McReynolds & Associates, J. Michael Welch, Frederic S. Beloin, *21 for appellee.
BENHAM, Judge.
This case involves defamation of title to land under OCGA § 51-9-11. Cunard contracted with Harmon to repair and reconstruct portions of Harmon's house, which had been damaged by fire. The contract price agreed to by the parties was $14,942.42. Cunard had partially completed the work for which they had contracted but had not received any payment when he filed a material and labor lien for $14,000. He later filed suit against Harmon seeking a judgment for $5,826.50 under the contract, $4,000 for lost time and profits, and $200 for materials allegedly damaged by Harmon. Harmon answered and counterclaimed, alleging inter alia that Cunard's filing of the lien was wilful and tortious, and that it prevented Harmon from selling her house and from obtaining funds needed to complete work on it. A jury trial was held, and the jury returned a verdict in Harmon's favor on the defamation of title issue, awarding her $500 nominal damages and $3,000 punitive damages. The trial court entered judgment in accordance with the verdict, Cunard filed a motion for judgment n.o.v., and the trial court granted the motion. Harmon appeals from the grant of the judgment n.o.v.
OCGA § 51-9-11 states that "[t]he owner of any estate in lands may bring an action for libelous or slanderous words which falsely and maliciously impugn his title if any damage accrues to him therefrom." *20 "In order to sustain an action of this kind, the plaintiff must allege and prove the uttering and publishing of the slanderous words; that they were false; that they were malicious; that he sustained special damage thereby; and that he possessed an estate in the property slandered." Schoen v. Md. Cas. Co., 147 Ga. 151, 153 (93 S.E. 82) (1917). Appellant failed to prove the required facts. She contends that appellee's complaint and appellee's testimony proved that the claim of the lien was clearly excessive. Appellee testified that he filed the lien at a time when appellant owed him $10,000 on the contract; that appellant prevented him from completing his work by refusing to let him perform the job in accordance with the insurance company specifications, contrary to what was agreed to in the original contract; that at the time appellee had stopped working on appellant's home he had completed $5,826.50 worth of work; and that appellee felt that he had suffered an additional $4,000 loss of time and profits by attempting to assist appellant to resolve her disputes with building supply companies, the insurance company, and the Department of Housing and Urban Development (HUD). Appellee's testimony supported his good faith in filing the $14,000 lien, and appellant presented no proof that appellee acted with malice in filing it. Even if the amount of the lien was excessive, that is not the standard one uses to prove defamation of title.
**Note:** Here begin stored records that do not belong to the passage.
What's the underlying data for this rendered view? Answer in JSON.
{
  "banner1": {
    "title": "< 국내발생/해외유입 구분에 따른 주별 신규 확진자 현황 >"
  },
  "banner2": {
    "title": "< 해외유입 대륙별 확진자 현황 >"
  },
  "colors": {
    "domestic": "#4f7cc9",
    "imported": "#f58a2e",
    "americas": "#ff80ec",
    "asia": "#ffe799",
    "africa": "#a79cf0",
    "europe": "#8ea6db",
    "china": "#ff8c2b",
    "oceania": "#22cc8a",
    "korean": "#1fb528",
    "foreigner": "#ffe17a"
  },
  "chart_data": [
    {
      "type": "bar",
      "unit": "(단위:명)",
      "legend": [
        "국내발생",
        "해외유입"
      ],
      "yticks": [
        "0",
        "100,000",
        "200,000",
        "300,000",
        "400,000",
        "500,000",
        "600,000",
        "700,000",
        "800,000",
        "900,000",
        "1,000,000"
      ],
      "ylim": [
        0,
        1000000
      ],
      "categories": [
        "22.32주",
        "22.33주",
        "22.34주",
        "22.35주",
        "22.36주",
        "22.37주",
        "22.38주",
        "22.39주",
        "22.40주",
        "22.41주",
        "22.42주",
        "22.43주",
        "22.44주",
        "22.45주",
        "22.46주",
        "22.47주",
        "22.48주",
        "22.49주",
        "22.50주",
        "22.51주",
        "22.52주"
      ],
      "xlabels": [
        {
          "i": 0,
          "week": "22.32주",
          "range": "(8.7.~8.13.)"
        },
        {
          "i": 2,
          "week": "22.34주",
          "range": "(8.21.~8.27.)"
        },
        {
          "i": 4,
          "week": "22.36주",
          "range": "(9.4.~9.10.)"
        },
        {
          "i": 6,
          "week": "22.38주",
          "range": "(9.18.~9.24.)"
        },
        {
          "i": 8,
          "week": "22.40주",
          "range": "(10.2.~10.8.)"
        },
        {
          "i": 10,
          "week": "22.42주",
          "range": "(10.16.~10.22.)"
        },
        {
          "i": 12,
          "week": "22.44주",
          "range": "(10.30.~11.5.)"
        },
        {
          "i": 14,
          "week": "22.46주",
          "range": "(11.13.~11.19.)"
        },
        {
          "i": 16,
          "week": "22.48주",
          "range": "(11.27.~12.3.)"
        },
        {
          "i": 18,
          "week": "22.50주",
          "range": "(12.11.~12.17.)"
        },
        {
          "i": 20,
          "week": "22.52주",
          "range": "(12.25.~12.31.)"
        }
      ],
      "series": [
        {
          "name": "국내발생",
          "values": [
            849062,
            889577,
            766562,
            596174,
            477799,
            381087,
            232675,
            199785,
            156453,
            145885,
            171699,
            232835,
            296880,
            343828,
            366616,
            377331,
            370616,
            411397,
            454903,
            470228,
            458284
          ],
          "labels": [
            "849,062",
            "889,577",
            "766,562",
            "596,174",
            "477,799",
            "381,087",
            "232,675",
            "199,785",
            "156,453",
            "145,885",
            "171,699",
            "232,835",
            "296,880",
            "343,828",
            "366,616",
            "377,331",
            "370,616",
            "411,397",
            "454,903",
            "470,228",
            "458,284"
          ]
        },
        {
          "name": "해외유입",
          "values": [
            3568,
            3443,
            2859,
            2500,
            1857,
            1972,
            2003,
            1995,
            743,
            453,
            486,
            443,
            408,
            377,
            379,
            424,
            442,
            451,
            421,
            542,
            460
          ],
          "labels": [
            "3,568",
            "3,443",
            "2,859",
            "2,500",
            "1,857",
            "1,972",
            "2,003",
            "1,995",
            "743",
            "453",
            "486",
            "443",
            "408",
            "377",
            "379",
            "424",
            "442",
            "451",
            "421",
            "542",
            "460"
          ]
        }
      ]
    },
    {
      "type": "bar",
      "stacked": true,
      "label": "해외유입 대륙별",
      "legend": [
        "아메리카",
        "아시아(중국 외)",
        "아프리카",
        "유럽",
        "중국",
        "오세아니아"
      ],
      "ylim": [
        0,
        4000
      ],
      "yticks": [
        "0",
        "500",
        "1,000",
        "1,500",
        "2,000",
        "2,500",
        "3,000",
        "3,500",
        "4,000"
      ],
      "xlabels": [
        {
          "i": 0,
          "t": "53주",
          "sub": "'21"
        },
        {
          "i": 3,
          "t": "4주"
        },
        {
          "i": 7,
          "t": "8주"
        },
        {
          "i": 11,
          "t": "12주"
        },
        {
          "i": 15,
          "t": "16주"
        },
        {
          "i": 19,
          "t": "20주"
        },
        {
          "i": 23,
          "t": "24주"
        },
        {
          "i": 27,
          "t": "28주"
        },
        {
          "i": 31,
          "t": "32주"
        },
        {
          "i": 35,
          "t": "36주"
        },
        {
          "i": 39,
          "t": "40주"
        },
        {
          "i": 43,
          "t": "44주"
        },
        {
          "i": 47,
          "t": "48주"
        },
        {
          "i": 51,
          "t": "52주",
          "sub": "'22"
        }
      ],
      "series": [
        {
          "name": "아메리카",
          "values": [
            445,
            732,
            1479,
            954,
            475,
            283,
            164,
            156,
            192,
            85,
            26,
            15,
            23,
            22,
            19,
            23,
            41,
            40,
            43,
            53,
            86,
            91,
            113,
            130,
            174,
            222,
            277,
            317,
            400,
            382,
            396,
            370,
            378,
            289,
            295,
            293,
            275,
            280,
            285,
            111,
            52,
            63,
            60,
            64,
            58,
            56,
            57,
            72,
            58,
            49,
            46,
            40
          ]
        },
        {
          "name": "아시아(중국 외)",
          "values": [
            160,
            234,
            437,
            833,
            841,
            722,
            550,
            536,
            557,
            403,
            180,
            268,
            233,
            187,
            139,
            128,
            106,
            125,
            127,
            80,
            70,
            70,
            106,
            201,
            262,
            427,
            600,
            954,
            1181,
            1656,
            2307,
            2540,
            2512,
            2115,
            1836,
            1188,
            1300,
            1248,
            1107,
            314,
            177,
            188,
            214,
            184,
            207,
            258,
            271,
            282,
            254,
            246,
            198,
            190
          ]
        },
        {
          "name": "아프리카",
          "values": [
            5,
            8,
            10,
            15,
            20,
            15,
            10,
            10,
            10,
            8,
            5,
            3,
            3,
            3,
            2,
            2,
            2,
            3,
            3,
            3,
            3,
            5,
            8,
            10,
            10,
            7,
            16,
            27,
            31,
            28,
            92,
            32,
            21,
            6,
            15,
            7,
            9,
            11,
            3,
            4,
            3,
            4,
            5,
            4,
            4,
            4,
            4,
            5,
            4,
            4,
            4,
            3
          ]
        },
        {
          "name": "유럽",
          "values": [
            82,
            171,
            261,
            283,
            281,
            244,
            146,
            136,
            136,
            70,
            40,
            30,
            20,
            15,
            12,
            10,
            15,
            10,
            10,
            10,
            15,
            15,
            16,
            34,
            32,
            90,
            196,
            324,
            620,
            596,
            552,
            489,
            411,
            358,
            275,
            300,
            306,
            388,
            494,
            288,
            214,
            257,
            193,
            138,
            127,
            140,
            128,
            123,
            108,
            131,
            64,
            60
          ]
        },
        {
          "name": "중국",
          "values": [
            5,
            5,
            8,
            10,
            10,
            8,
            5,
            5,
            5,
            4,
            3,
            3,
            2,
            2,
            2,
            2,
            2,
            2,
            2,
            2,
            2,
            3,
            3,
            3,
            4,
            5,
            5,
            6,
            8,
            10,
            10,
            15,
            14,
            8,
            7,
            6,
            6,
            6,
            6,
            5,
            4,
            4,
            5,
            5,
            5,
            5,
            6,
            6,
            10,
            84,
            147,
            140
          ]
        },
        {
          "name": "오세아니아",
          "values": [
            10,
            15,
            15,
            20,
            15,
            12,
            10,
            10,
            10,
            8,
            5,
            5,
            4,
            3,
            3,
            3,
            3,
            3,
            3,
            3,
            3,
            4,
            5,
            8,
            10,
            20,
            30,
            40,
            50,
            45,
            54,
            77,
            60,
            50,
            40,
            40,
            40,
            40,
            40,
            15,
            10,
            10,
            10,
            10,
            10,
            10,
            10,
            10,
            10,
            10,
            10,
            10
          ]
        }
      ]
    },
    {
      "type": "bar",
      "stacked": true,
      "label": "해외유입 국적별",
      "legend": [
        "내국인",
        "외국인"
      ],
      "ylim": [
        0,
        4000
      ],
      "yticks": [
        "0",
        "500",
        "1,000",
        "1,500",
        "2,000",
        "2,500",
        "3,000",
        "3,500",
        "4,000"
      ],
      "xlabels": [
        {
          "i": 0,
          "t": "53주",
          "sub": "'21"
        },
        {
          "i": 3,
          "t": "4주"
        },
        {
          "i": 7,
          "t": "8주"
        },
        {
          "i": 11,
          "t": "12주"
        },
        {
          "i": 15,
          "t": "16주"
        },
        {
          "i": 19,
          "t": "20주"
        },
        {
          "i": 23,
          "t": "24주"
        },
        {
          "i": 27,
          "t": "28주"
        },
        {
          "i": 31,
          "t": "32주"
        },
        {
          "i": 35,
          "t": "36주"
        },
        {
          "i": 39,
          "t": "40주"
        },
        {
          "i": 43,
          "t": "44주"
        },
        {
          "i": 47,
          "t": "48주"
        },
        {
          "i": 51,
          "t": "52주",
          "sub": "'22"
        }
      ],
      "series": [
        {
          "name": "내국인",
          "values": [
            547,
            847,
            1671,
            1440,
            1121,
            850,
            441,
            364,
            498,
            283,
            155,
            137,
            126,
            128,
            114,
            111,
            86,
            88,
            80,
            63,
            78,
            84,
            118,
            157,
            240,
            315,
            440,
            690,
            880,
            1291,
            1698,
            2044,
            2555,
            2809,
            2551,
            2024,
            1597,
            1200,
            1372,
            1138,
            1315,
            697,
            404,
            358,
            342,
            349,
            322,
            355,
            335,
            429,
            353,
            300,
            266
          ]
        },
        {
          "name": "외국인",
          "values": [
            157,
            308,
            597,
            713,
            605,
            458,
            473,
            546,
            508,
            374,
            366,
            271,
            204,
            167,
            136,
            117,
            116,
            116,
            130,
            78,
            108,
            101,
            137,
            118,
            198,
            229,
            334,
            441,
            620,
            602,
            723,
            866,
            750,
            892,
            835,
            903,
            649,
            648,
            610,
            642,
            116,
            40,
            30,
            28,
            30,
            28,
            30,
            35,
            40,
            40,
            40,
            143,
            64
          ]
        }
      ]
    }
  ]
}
Appellant also failed to prove that she suffered any special damages as a result of appellant's action. She alleged in her counterclaim that the lien prevented her from obtaining funds necessary to complete her house and prevented her from selling her house, without offering specific figures for the damage allegedly suffered. A review of the record shows that she does not testify to or otherwise prove any special damages actually sustained in this regard. In her brief she argues that the damage she suffered was the denial of full enjoyment of her home and that because of the lien claim, HUD would not release funds intended for completion of the work to her home. Appellant was entitled to recover "only such special damages as [she] actually sustained as a consequence of the alleged wrongful acts, and [she] was required to plead them plainly, fully and distinctly. [Cits.]" Copeland v. Carpenter, 203 Ga. 18 (3) (45 SE2d 197) (1947). There being no proof of defamation of title as required, the trial court did not err in granting appellee's motion for judgment notwithstanding the verdict.
Judgment affirmed. McMurray, P. J., and Pope, J., concur.